One in eight people has turned a hobby into a career in industries including technology and music, according to new research.
A study by Microsoft Windows showed that younger adults were finding work as professional vloggers, coders or in the computer games industry.
A survey of more than 2,200 adults found that photography and cooking were also popular hobbies people would like to turn into a career.
One in five people aged between 25 and 34 has started a job thanks to a hobby, rising to two fifths among under 25s.
Rasheed Ogunlaru, a Life Coach, spoke to Chris Hollins on talkRADIO’s breakfast show and said: “The world has completely changed. Gone are the days of jobs for life - people know that they may have to have several jobs in their career - and lots of younger people are finding, or feeling that they don’t want to be employed and they want to be their own boss.”
Fledging music artists have really utilised the online possibilities, with online acts like Emma Blackery and KSI going on to tour the UK.
“What’s interesting especially with music, and things around technology and gaming, is that in the past the technology was so expensive that you couldn’t do it yourself, but now you can,” he adds.

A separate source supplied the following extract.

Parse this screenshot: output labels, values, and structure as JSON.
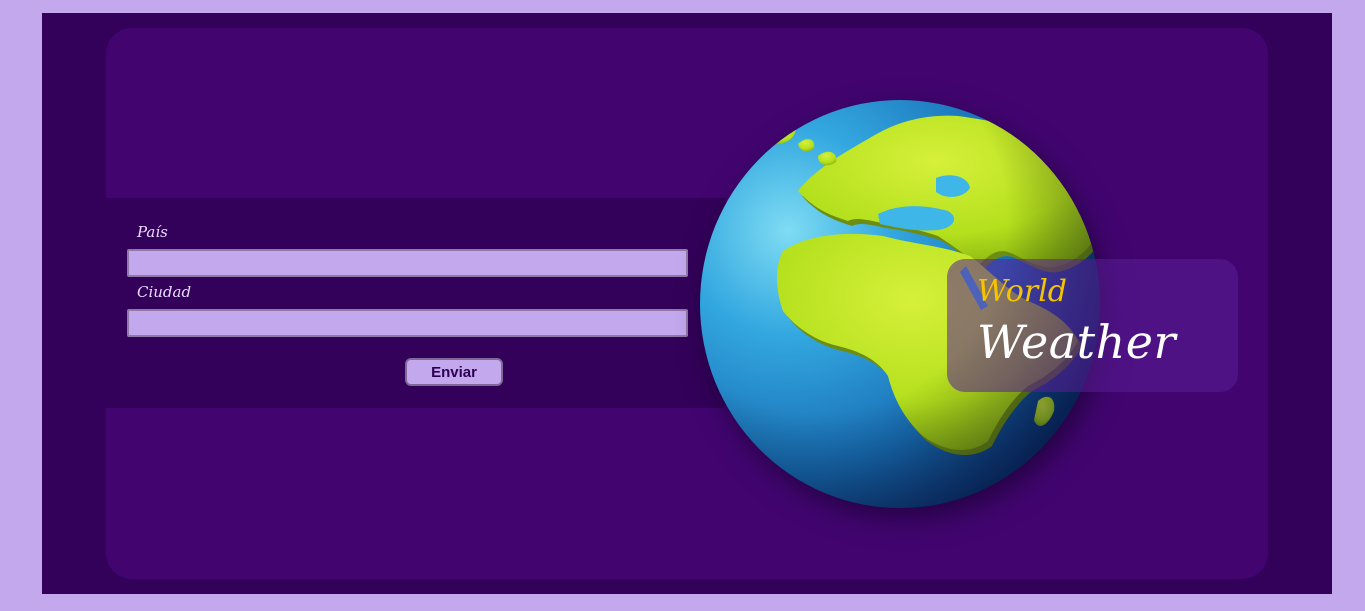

“You’ve had number one records that people have produced from their bedrooms, so technology has meant things like music and lots of things like people creating apps, those types of things can be done from home. So, there’s a lot more open source stuff to help people develop their skills online.
“People are creating their own music at home and then vlogging as well. They get lots of followers so they might get picked up by agencies or record labels.”